Our transport has wherever possible been by bus.  Only one of today's sectors was by Metro.   In fact the bus routes often provide a more direct route (for example, the 69 bus runs directly from Rue de Rivoli to Champ de Mars, directly in front of the Eiffel Tower).  This compensates to some extent to the fact that they can be slower than the Metro (although dedicated bus lanes help, too).   But we almost always get a seat  and we like looking out on the various parts of the city as we pass through them.  The near-absence of tourists on the buses means that the passengers are often quite polite to each other (in keeping with French tradition) and it's not unusual to exchange helpful comments - which immediately exposes our lack of French!
 EDIT:   Did I say "dedicated" bus lanes?    Bus lanes, yes, but maybe "dedicated" doesn't quite convey the correct impression.   They're not used only by buses!    They're used by motor-bikes, ordinary bikes, taxis and as parking space for delivery vehicles, too!    I'm not sure to what extent these other users re meant to be there, but certainly some of the bike readers (amongst others) don't leave much room for error, riding alongside buses and cutting in and out of the traffic.
I should also add that you need to be alert when you're travelling by bus.  Apart from the obvious requirement to get on the correct one (yes, I got the number wrong once and we headed off in the wrong direction), sometimes if they're late they don't go to the final destination (like Melbourne trams).  
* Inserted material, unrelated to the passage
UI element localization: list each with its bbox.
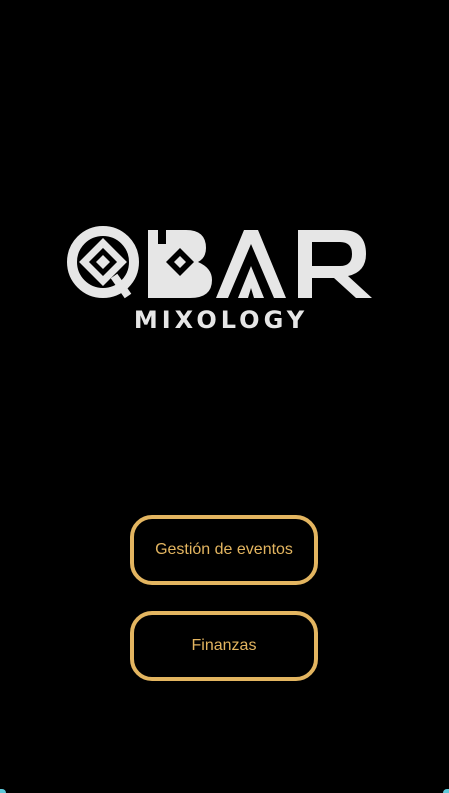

  1. One site that a railophile should not miss is the marvellous Gare de Lyon. Your pictures of the Orsay clock, which was not accessible to us last year because of renovations, were reminiscent of the clock scenes, interior and exterior views from, in the wonderful 3D movie Hugo. (http://www.abc.net.au/atthemovies/txt/s3376564.htm)
    Makes me wonder if there was a government rail architect who designed both Orsay and Lyon stations.

  2. Postscript- I think the actual station in Hugo is Montparnasse, but it seems to have modernised beyond romance.

  3. abg's query about government railway architects sent me off to Google.

    At that stage the various railway companies were private companies so no common architect.

    When the Gare de l'Est opened in Paris in 1849, it represented a new type of building, constructed to house trains, passengers, and parcels at the terminus of the railway line. It provided a model for similar train stations into the twentieth century, not just in France but all over the world.

    The similarity of external decoration of the various stations demonstrates the influence on French architecture of L'Ecole des Beaux-Arts.

    Apart from stations in the major cities, each of the private railway companies had its own standard designs for station buildings.